The role of zoing law and housing in making America more unequal—and what to do about it

Illustration of housing outside a central city

Illustration by iStock

Residential segregation—much of it codified in federal, state, and local state law—has, over time, deepened disparities of wealth and access to education in the United States. Richard Rothstein ’63 documented that history to devastating effect in The Color of Law (2017). Now, he and coauthor (and daughter) Leah Rothstein, an affordable-housing consultant, have published a manual, Just Action: How to Challenge Segregation Enacted Under the Color of Law (Liveright, $25). They ask, “How can we ever develop the common national identity…essential to the preservation of our democracy if most whites and African Americans live so apart from each other that we have no ability to identify with each other’s experiences or empathize with each other’s hopes and dreams?”

Richard D. Kahlenberg ’85, J.D. ’89, who has written extensively on education and class in America, has now taken up these underlying issues, too, in Excluded: How Snob Zoning, NIMBYism, and Class Bias Build the Walls We Don’t See (PublicAffairs, $30). Describing the circumstances facing KiAra Cornelius, an employed single mother of two school-age children living in a challenging neighborhood in South Columbus, Ohio, Kahlenberg writes:

 

For low-wage workers like Cornelius, the biggest obstacle…is state-sponsored economic discrimination. In most American cities, on three-quarters of residential land, zoning laws prohibit the construction of multifamily units—duplexes, triplexes, and apartment buildings—that might be affordable to people like Cornelius. In some suburbs, it is illegal to build multifamily housing on nearly 100 percent of the residential land. Only single-family homes are permitted—sometimes with a minimum lot size requirement added in. Some local laws provide that when multifamily units are allowed, they must have expensive features, such as special trims or facades. All of these requirements are designed to keep families like Cornelius’s out.

These laws are not part of a distant, disgraceful past.
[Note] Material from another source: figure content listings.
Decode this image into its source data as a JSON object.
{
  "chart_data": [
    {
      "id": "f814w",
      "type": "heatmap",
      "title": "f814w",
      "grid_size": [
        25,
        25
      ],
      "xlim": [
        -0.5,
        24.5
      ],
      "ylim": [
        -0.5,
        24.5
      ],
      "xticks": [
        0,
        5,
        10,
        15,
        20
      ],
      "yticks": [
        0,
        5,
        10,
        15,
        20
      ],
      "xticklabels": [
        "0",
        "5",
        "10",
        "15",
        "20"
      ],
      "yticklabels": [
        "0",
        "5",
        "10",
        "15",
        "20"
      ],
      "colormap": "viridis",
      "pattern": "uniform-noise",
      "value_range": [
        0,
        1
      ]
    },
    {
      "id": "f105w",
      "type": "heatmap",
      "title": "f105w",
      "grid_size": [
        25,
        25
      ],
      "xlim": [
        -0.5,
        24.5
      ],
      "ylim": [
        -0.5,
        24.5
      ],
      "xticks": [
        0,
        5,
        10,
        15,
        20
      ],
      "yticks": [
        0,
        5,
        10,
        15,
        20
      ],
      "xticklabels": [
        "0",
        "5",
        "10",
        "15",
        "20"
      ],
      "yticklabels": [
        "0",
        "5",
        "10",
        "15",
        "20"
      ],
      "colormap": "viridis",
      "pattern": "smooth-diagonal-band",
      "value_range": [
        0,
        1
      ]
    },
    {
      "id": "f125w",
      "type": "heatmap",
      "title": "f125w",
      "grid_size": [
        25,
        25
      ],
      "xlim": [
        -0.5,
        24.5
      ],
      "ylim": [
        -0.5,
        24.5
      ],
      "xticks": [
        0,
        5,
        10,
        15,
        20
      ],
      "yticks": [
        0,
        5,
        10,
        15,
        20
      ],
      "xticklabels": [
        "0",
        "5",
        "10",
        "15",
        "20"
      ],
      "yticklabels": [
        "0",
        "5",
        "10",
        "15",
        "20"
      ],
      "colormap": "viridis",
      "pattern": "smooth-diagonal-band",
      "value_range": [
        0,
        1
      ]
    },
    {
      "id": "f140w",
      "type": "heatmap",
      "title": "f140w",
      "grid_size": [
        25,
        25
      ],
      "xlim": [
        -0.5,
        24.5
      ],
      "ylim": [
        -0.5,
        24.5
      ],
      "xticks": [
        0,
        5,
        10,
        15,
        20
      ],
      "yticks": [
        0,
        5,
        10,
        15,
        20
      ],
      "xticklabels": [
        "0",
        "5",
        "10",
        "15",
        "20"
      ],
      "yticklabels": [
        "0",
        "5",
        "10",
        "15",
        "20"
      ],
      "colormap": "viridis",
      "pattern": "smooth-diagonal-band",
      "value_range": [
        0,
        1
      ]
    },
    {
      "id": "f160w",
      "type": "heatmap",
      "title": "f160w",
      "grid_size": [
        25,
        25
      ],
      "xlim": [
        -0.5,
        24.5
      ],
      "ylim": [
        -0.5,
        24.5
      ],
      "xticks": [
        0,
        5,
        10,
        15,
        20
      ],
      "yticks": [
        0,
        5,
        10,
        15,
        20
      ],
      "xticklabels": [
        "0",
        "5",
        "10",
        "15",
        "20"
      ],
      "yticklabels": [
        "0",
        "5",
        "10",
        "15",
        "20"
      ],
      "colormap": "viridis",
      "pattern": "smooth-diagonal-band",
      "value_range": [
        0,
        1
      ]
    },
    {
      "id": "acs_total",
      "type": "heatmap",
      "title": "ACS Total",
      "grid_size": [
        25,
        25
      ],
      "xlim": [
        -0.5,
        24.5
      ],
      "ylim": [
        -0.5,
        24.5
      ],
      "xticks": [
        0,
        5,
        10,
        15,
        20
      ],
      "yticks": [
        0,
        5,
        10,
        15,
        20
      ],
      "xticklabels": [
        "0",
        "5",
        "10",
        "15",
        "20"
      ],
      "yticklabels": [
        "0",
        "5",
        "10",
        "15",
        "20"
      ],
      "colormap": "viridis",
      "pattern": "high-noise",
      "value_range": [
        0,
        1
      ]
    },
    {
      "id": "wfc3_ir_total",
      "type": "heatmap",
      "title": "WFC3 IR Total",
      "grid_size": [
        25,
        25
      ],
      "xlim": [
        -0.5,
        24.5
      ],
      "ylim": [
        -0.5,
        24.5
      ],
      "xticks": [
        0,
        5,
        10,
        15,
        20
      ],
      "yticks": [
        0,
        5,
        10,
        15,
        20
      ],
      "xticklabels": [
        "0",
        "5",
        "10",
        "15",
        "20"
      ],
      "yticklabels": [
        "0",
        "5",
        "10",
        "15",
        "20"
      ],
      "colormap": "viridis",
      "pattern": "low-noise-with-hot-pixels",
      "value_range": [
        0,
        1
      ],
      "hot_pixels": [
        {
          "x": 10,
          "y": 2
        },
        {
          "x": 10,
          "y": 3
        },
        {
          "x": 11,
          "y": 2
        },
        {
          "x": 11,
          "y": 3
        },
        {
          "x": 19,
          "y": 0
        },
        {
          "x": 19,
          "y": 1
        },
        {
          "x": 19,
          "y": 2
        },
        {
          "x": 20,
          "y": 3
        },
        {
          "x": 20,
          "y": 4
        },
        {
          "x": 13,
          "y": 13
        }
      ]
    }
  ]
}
They are, says one researcher, a “central organizing feature in American metropolitan life.” Indeed, following passage of the Fair Housing Act of 1968 that outlawed racial discrimination, communities doubled down on economically discriminatory zoning—and other discriminatory land-use policies (such as growth moratoria)—which disproportionately hurts people of color like Cornelius and also hurts working-class white people.

This new economic discrimination is harder to see because it is more subtle than raw racism.